# Trying to cut on GCC Expert Pro :(



## Jewwell (May 5, 2012)

Anyone else using the GCC Expert Pro? It has to be something with my settings, after I load the sticky flock, it reads the media, however when it cuts it, it's all wrong. I'm using the 60 blade, making sure the pinch rollers are set correctly, but something is wrong. Don't want to tell you how much sticky flock I already wasted


----------



## ChefScott (Nov 25, 2011)

What exactly do you mean by "when it cuts, it's all wrong"?
Is it cutting the Sticky Flock at all?


----------



## DivineBling (Sep 14, 2010)

If you could tell us what "all wrong" means, we can try to figure out how to fix it!


----------



## Jewwell (May 5, 2012)

Hi guys, what's happening is when I load the flock it reads it, but then it advances the paper all the way out of te machine. Secondly im not sure if the downforce is set correctly. I'm sure it's the operator and not the machine! Thanks for all of your assistance.


----------



## DivineBling (Sep 14, 2010)

Did you get my email on how to turn off the auto unroll feature?


----------



## sjidohair (Apr 9, 2008)

Jewwell,
Try this go to your VLCD that is on your desktop and turn off your auto roll

I have the GCC export a different machine than you,
but here are my settings , and you can see i turned of my autoroll.

Hope this helps
Sandy jo
MMM


----------



## DivineBling (Sep 14, 2010)

She doesn't have a vlcd. She says in the thread title that she has an Expert Pro which has the LCD right on the unit itself.


----------



## Jewwell (May 5, 2012)

DivineBling said:


> Did you get my email on how to turn off the auto unroll feature?

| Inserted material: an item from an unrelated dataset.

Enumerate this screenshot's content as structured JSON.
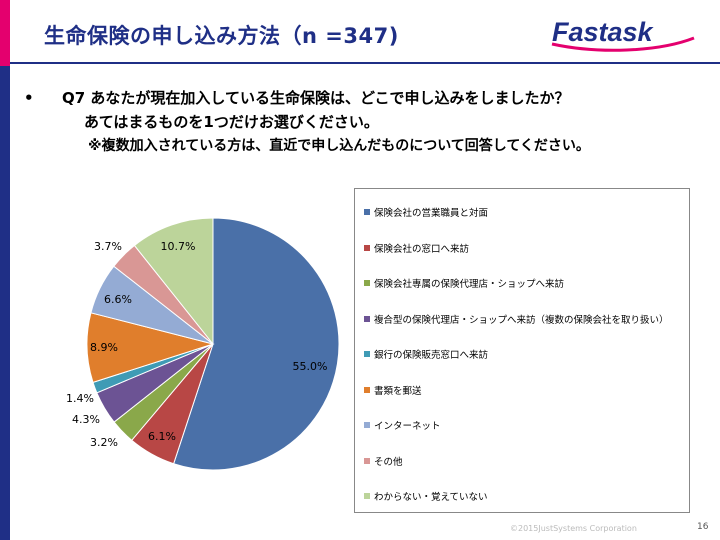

Yes, thanks for the email Stephanie!!! That worked like a charm!!


----------



## Jewwell (May 5, 2012)

Thanks for you reply Sandy. My unit has it on the display.

You guys are the best for your assistance! Makes starting a business a lot better, when you have great support! Can't wait until I am able to give a bit of advice to others!!


----------



## sjidohair (Apr 9, 2008)

that is great news yipeeeee


----------